Türkiye’de 2000’li yılların başında kullanılmaya başlayan e-scooterlar ve elektrikli bisikletler her geçen yıl daha da yaygınlaşıyor. Kısa mesafelerde hareket ve seyahat özgürlüğü veren bu mikro-mobilite araçlar; hem taşıma hem de saklama kolaylıklarıyla kalabalık şehirlerde yaşayanlar için pratik, hızlı ve oldukça hesaplı bir alternatif. Görece dar ve limitli alanlarda seyahat özgürlüğünü artırdığı için “mikro-mobilite” olarak adlandırılan bu trend, özellikle geleneksel bisiklet kültürü diğer ülkere göre daha az gelişmiş Polonya, Bulgaristan, Yunanistan, Romanya ve Türkiye gibi ülkelerde daha hızlı bir şekilde yaygınlaşıyor. Elektronik motorlarıyla çalışan bu araçlar, pedallı bisiklet gibi tamamen kas gücüyle çalışan ulaşım araçlarını kullanan insanların kentlerin topografyalarıyla sınırlı kalmamasına da olanak veriyor. Özellikle yerel yönetimlerin devreye aldığı paylaşımlı elektronik bisiklet ağları, bu trendin daha da yaygınlaşmasını sağlarken, özel yatırımcıların mikro-mobilite teknolojilerine yönelik yatırımları, bu kategori altında değerlendirilebilecek araçların artmasına ve çeşitlenmesine de kaynaklık ederek mikro-mobilite sağlayan araçların ulaşım sektöründeki payının büyümesini sağlıyor. Keza, dünya genelinde paylaşımlı bisiklet sektörü son 5 yılda %14 bileşik büyüme gösterirken, otomobil kullanımının ve ediniminin oldukça yüksek olduğu Birleşik Devletler ‘de bile paylaşımlı e-scooter’lar birçok büyük şehirde %3.6 pazar payına sahip. Bu büyüme oranları dikkate alındığında mikro-mobilite teknolojilerindeki devinimin çeşitlenerek devam edeceği ve insanların temel ihtiyacı olan ulaşıma çevreci ve sağlıklı bir çözüm sunacağı kaçınılmaz görünüyor.
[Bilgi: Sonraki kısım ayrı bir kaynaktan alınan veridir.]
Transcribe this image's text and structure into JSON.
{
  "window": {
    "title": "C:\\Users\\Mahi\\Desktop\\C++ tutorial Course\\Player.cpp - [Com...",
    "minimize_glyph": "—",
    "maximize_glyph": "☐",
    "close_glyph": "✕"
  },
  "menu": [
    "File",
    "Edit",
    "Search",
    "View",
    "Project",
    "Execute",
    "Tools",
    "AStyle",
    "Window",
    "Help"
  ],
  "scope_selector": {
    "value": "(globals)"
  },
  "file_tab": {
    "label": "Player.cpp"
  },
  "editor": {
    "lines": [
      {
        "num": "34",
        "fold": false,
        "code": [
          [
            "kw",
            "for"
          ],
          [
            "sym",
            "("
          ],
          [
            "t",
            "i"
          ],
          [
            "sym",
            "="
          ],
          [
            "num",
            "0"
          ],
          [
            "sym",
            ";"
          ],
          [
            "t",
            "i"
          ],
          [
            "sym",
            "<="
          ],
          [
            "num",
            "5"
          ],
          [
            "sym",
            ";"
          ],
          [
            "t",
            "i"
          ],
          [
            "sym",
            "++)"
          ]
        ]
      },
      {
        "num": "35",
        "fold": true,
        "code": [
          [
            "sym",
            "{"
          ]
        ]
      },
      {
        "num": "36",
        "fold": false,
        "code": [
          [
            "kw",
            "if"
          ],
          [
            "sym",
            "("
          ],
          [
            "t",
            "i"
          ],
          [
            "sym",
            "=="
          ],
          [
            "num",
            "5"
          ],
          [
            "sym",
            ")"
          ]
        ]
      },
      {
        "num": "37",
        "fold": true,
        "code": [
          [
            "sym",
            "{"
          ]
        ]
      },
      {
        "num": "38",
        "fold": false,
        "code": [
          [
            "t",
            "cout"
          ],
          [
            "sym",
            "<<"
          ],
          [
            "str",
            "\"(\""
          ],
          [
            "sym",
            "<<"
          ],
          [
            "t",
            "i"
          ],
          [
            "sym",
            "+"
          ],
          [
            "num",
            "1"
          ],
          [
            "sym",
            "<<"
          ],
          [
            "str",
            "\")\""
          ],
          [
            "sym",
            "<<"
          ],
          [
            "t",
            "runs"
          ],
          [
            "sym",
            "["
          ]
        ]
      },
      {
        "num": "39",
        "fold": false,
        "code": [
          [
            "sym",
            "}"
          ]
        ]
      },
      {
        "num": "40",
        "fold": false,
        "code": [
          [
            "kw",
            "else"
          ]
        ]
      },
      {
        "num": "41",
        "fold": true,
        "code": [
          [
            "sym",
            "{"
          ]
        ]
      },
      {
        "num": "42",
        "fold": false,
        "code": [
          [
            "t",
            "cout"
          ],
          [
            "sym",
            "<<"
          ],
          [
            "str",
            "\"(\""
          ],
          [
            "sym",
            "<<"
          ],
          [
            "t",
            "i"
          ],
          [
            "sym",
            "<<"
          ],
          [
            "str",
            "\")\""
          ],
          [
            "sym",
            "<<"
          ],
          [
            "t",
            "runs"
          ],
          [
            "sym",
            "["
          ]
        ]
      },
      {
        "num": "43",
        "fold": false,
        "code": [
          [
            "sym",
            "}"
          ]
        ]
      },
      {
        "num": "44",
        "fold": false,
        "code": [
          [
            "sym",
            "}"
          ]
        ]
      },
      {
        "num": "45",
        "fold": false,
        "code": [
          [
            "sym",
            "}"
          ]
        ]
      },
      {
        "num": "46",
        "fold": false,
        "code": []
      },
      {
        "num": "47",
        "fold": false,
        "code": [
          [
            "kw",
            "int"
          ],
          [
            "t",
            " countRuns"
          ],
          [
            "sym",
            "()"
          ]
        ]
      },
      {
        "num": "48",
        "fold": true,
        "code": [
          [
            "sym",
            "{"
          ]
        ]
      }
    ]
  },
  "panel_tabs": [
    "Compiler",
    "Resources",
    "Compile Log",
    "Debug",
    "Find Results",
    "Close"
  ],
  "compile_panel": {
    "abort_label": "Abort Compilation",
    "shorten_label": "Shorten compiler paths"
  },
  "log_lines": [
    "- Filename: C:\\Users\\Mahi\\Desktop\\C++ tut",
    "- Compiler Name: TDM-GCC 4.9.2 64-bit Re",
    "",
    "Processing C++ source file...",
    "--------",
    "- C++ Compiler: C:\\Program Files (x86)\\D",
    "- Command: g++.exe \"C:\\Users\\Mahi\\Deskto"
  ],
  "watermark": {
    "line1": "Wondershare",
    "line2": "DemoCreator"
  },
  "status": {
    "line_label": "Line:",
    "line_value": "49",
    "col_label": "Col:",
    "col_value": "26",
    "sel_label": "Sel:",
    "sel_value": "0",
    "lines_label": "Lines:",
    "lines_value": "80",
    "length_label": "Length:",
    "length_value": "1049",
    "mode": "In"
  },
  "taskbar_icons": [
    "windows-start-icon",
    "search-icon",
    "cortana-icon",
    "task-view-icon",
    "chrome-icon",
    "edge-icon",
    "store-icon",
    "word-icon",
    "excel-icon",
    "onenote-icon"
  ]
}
Toplu ulaşımı veya taksiyi tercih eden insanların günde ortalama 10 km yolculuk ettiği günümüzde, hiç şüphesiz ki insanlar için yenilikçi bir cevap olan mikro-mobilite teknolojileri özellikle büyük şehirlerde yaşayan çalışan nüfusun birçok ihtiyacına cevap niteliğinde. Bu araçlar, şehirlerdeki trafik sorununa çözüm getirirken, ek olarak şehirde yaşayan insanların birçoğunun da beğenisi topluyor. Cushman & Wakefield’in Birleşik Devletler genelinde yaptığı bir araştırmaya göre; büyükşehirlerde yaşayan insanlar e-scooter ve diğer mikro-mobilite ulaşım araçlarına yönelik oldukça pozitif yorum paylaşırlarken, bu araçları paylaşım ekonomisi içerisinde kullanabilmenin daha kolay ve kiralama mekanizmalarının daha yaygın olması gerektiğinin altını çiziyorlar. Özellikle farklı hava koşullarında kullanılabilecek araçların piyasaya çıkması, kamusal alanlarda şarj alanlarının artması ve park edilebilecek güvenli alanların temin edilmesi ile daha da yaygınlaşması öngörülen mikro-mobilite araçları, hem kent içindeki ulaşıma yeni bir soluk getirmeye hem de mevcut toplu ulaşım araçları arasındaki kopukluğu giderme noktasında kilit rol oynayacağa benziyor.
Türkiye’de özellikle Ege kentlerinde ve düzenli toplu ulaşım ağlarının kurulmadığı turistik bölgelerde yaygınlık gösteren e-scooter’lar ve elektronik bisikletler, şüphesiz ki İstanbul gibi dağlık alanlara yayılmış büyük şehirlerde de kilit rol oynayarak, mevcut toplu ulaşım mekanizmalarına entegre edilebilecek bir potansiyele sahip. Ana arterlerde yoğunlaşan ve İstanbul kent merkezlerini birbirine bağlayan vapur veya metro hatları ile metrobüs güzergahlarına yerleştirilecek paylaşıma açık bir şekilde kullanıma açılan mikro-mobilite araçları, şehrin dar ve trafiği yoğun sokaklarına erişimi arttırmanın yanı sıra, kentin sokaklarındaki yaya trafiğini artırarak ekonomik bir katma değer de oluşturuyor. Geleceğe ait tüm planlamalarda şehirlerin daha çevreci ve sürdürülebilir bir modele kavuşması için kaçınılmaz bir cevap olarak görülen mikro-mobilite araçları, ulaşım alternatifleri arasında şimdiden en pratik çözüm olarak değerlendiriliyor.